Major college football is settling into a strange period with lame-duck memberships and frayed allegiances that could last another season or even two as conferences sort out the latest shifts and turns of realignment.
The American Athletic Conference on Thursday became the latest to act in the trickle-down effect from Texas and Oklahoma’s announced move to the Southeastern Conference.
The American is adding UAB, UTSA, Rice, North Texas, Charlotte and Florida Atlantic to replace three schools that are leaving for the Big 12 Conference —- eventually.
“I think they will definitely take great advantage of the exposure and the platforms that are going to be provided by this conference,” AAC Commissioner Mike Aresco said. “So we look forward, down the road, and we’re not certain when they’re going to come in yet. That’s still to be decided.”
Pinning down an ETA for the AAC’s new additions is complicated because the conference doesn’t realistically have room for the newcomers until the outgoing schools have left.
Those within the AAC believe 2023 is a realistic target for the transition to a 14-team conference after swiping six schools from Conference USA.
But it all starts with Texas and Oklahoma. The Longhorns and Sooners are contractually obligated to the Big 12 until July 2025. The SEC has made it clear that while it is looking forward to having Texas and OU on board, the league is also fine with waiting until then.
Breaking the contract would cost Texas and Oklahoma tens of millions of dollars in exit fees paid to the Big 12, but it is understood that everybody involved would benefit from not stringing out this broken relationship for three more seasons.
The Big 12, after all, already has replacements lined up. The conference in September announced BYU and three AAC powers, Cincinnati, Houston and UCF, would be joining —- eventually.
BYU, an independent in football with other sports in the West Coast Conference, is preparing to join the Big 12 in 2023. The three American schools are required to give the conference 27 months’ notice and pay $10 million exit fees. The Big 12 said it expected them to join by no later than summer of 2024. And it left the door open to add more schools down the road.
“We’re living in a very fast-changing athletic environment, and we will be at 14 for a while, we will drop back to 12, and as there are targets of opportunity or as there are situations that dictate that we change composition, we’ll be prepared to do those things,” Big 12 Commissioner Bob Bowlsby said in September.
Aresco conceded growing to 14 was a way for a conference that has become a feeder league for the Power Five to be prepared for future poaching.
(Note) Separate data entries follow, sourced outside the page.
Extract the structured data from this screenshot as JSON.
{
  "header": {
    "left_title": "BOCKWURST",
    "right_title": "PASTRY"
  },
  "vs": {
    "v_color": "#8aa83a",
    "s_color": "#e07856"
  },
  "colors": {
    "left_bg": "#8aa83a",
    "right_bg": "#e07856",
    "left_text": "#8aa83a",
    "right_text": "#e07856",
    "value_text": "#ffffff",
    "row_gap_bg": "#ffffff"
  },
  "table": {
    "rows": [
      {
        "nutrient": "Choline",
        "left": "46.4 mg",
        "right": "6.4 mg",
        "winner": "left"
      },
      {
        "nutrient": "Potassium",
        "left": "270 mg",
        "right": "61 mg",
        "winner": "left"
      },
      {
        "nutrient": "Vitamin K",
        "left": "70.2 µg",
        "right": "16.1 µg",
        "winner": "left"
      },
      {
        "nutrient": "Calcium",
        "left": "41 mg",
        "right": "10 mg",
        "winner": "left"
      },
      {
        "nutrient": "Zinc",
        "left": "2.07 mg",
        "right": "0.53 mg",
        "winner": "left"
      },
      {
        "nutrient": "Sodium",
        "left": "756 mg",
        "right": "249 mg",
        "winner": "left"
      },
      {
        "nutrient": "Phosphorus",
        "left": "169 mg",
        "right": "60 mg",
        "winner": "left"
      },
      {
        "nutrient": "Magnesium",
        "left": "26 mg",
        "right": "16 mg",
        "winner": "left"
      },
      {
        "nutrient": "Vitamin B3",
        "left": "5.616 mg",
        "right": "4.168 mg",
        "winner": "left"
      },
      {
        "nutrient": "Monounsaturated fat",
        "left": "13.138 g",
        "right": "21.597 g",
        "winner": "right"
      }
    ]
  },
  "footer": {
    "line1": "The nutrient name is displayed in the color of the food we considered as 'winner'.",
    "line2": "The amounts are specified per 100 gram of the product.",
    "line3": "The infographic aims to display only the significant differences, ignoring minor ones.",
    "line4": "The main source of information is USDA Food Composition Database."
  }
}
“We decided that there was strength in numbers,” Aresco said. “We also looked around and said you know there are some schools that we might be interested in later on, why not, you know, think about taking them now?”
C-USA and the Sun Belt are next up in realignment. With only eight remaining members, Conference USA needs to both protect its assets and add on. A request for comment from Conference USA Commissioner Judy MacLeod was not immediately returned.
The Sun Belt continues to publicly say it will explore its options, but Commissioner Keith Gill told AP the conference is feeling no pressure to act now that the American has made its move.
“There is no timetable,” Gill said.
He declined to comment on reports the 10-football member Sun Belt is eyeing some of C-USA’s remaining schools such as Southern Mississippi, Marshall and Old Dominion along with FCS powerhouse James Madison.
No matter. The map is unlikely to be redrawn for 2022, which means another full season of potentially uncomfortable moments that have already started to play out.
Earlier this week, Bowlsby told The Austin (Texas) American-Statesman newspaper Oklahoma and Texas secretly planning to leave the Big 12 felt like a “personal betrayal.” He added the Longhorns’ recent issues in football had nothing to do with the conference in which they play.
No. 3 Oklahoma is on target to play in yet another Big 12 title game in December. A seventh straight conference championship for the Sooners could make for an awkward trophy presentation with the commissioner at AT&T Stadium in Arlington, Texas.
Same goes in the American, where No. 2 Cincinnati is positioned be the first team from outside the Power Five to make a serious run at the College Football Playoff.
Aresco did not attend Cincinnati’s game against Notre Dame earlier this month, but is not about to disown the unbeaten Bearcats.
“Cincinnati if, you know, we don’t know what’s gonna happen, but if they make the playoffs or they do something remarkable, they will have done it in the American Athletic Conference,” he said.